Vodafone is the third most popular telecoms operator in Spain behind Telefonica and Orange, with €3.9billion in revenue and earnings before nasties of €1.3billion last year.
However, the Newbury-headquartered business has seen revenues in the country slide over the past couple of years due to stronger competition and a drop in mobile termination rates.
Margherita Della Valle, who became Vodafone’s chief executive in April, said: ‘The sale of Vodafone Spain is a key step in right-sizing our portfolio for growth and will enable us to focus our resources in markets with sustainable structures and sufficient local scale.’
The Italian-born boss is seeking to simplify the company’s operations amid pressure from shareholders impatient with a sliding share price and underwhelming trading performance.
She is also spearheading a planned mega-merger between Vodafone and Three UK, owned by the Hong Kong conglomerate CK Hutchison.
Should that go ahead, the enlarged firm would be the biggest telecoms operator in Britain, surpassing EE and Virgin Media O2.
But three weeks ago, the Competition and Markets Authority began examining the deal amid worries it would ‘substantially lessen competition’ in the telecoms sector.

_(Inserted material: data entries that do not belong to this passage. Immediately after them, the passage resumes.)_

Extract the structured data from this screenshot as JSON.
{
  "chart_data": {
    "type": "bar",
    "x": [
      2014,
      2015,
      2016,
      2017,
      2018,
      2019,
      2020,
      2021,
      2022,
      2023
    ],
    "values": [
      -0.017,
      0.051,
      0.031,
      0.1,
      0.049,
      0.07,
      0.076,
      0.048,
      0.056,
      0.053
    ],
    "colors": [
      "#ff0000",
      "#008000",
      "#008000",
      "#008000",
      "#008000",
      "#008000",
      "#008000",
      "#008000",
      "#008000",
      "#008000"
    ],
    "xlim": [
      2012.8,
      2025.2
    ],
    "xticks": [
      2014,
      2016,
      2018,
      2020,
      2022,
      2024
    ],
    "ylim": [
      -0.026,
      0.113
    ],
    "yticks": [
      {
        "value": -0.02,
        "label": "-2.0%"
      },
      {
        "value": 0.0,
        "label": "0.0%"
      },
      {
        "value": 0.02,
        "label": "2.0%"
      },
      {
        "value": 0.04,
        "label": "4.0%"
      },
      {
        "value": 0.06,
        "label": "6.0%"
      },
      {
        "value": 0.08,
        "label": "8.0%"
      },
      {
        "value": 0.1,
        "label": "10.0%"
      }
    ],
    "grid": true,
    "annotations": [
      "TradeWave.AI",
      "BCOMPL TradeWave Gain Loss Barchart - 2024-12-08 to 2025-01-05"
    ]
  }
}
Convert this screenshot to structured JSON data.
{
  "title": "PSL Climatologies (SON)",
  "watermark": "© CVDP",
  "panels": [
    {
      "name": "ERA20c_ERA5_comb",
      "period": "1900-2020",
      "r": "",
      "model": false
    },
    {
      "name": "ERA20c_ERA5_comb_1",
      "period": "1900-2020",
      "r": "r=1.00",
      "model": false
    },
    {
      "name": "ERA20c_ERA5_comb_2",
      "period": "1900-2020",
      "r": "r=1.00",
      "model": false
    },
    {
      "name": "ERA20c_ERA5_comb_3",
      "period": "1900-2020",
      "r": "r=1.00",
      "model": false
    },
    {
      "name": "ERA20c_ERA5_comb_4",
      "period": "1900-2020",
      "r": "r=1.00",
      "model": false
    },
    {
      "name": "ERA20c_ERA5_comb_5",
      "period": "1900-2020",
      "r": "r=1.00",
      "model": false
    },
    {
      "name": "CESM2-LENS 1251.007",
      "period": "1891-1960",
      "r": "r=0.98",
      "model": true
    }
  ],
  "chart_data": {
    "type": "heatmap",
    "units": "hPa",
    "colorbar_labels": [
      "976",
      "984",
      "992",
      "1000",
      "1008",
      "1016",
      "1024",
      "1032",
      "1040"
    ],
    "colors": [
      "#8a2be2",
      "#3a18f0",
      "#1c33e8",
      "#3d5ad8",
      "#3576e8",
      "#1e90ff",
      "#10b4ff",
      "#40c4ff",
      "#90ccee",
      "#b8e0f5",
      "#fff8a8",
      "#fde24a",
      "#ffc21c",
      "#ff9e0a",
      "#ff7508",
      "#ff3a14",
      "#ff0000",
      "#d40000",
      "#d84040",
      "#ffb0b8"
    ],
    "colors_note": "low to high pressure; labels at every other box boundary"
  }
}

Russ Mould, investment director at AJ Bell, said: ‘Vodafone still needs to simplify its business, having suffered from being in too many markets with too little resource.
‘Marks & Spencer may hold the crown for the slowest turnaround in UK plc history, but Vodafone is right behind. The market has shrugged off the Spanish news, with the shares dipping on the announcement.
‘This suggests the telecoms group needs to be more imaginative in reviving its fortunes; otherwise, its shares might continue to drift.’
Vodafone shares were 0.8 per cent lower at 76.1p at lunchtime on Tuesday and have slumped by around a quarter over the past 12 months.